As I watched Tiger Woods coast to victory in the final round of the US Open yesterday, it dawned on me how much I love my television set. It’s a nine-year-old Toshiba, manufactured in September 1993, and it still does exactly what I originally purchased it to do: bring me all of my favorite shows, from CNBC’s SquawkBox to PBS’s Frontline to golf. The only time I ever think about the box itself, or the underlying technology, is when there’s a storm and the cable goes out. Otherwise, I’m oblivious to it all. I can’t imagine a day when it won’t fulfill my needs, except for perhaps the day it dies, and I’ll cross that bridge when I come to it.
The same goes for my circa 1991 Nakamichi stereo. It plays all of my CDs, from Natalie Merchant to Diana Krall to Ivy; tunes in all of my favorite radio stations, including NPR; and still produces that crisp, clear sound I enjoyed so much when I first bought it. And, of course, it still looks great.
For some reason it never crosses my mind when I’m watching that TV or playing that stereo that there are newer models with better technology. It’s not that I’m not aware of things like flat-screen technology or HDTV, it’s just that I’m satisfied with the status quo. Someday I’d like to have that same mindset with all of my other electronic devices.
I’m starting to get to that point with my Motorola V series cellphone. I imagine a day when I’ll forget about WAP, SMS, GPRS and, ultimately, the device itself. All I’ll be aware of is that it is something that does exactly what I want it to do: call people and receive calls. The only thing that can stop that is if the telecom carrier (in my case Sprint) changes its network so that my current telephone doesn’t work, something I don’t anticipate. Still, I occasionally wonder if I’d be more connected, and more moto-hip, with a Bluetooth enabled model, so I know I’m not quite there yet.
The same holds true for my 2.1-megapixel Epson PhotoPC 850Z digital camera. It does nearly everything I wish, but sometimes I spot a 4-megapixel model and get a mild case of pixel envy. Still, there’s nothing Epson can do to prevent me from using that camera for the next ten years. And I just may do that.
But then there’s my computer.
At least once a week I wonder whether I should upgrade my two-year-old IBM ThinkPad T20 to Windows XP (it’s still running 98SE), trade it in and join the gigahertz world, or even dump it altogether and fully embrace my Apple iBook (which I’m increasingly falling in love with). (Oops, can’t wait to read those "why do you hate Microsoft so much?" emails.) The question is, can I still use my ThinkPad or my iBook ten years from now and still be as satisfied with it as I am now? Probably not.
Still, worst on the love chain is my PDA.
Just when I had developed a relationship with my Palm-size PC, Microsoft changed the rules by modifying the operating system. What that essentially did was to make my current "TV set" (i.e. my Palm-size PC) unable to play the new "TV shows" (i.e. Pocket PC software). The solution–buy a new "TV set" (i.e. a Pocket PC)–turned out not to be a complete solution. Yes, the new "TV shows" played on it, but the old "TV shows" didn’t. (Believe it or not, Microsoft pulled this on us twice, and there’s every indication that it may happen again within the next year.) Yes, software matters, and it’s killing me.

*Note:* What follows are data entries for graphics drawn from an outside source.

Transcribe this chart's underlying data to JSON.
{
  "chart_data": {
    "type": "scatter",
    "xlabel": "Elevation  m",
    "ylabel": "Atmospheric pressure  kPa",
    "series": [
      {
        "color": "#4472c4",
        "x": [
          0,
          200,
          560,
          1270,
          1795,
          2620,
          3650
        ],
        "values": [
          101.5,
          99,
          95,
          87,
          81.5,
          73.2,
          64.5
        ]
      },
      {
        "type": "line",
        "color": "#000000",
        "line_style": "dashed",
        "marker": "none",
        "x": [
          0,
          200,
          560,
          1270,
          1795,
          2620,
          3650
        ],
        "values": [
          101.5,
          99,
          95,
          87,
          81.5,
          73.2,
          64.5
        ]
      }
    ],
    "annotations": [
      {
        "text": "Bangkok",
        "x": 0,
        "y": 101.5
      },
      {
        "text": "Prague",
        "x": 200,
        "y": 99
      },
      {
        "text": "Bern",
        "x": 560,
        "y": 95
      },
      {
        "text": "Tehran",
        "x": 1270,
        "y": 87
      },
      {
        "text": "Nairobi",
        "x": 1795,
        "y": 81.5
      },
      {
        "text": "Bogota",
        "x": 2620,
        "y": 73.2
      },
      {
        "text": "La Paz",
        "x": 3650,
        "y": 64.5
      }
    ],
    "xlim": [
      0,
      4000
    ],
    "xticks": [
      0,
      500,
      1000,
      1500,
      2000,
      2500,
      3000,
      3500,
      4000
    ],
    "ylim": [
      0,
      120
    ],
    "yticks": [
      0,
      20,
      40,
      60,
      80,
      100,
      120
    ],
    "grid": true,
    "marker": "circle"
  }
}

Things aren’t much better on the Palm OS side. Adapters are constantly changing, obviating investments in accessories, and a new operating system, Palm OS 5, is just around the corner. But at least Palm OS 5 is half a solution. With Palm OS 5, your old "TV shows" (i.e. Palm OS 4 software) will still work on your new "TV set" (i.e. Palm OS 5 device), but your current "TV set" won’t be able to play the new shows. That’s fine, unless you happen to see something "new" on TV that you’d like to watch.
Imagine if television worked that way.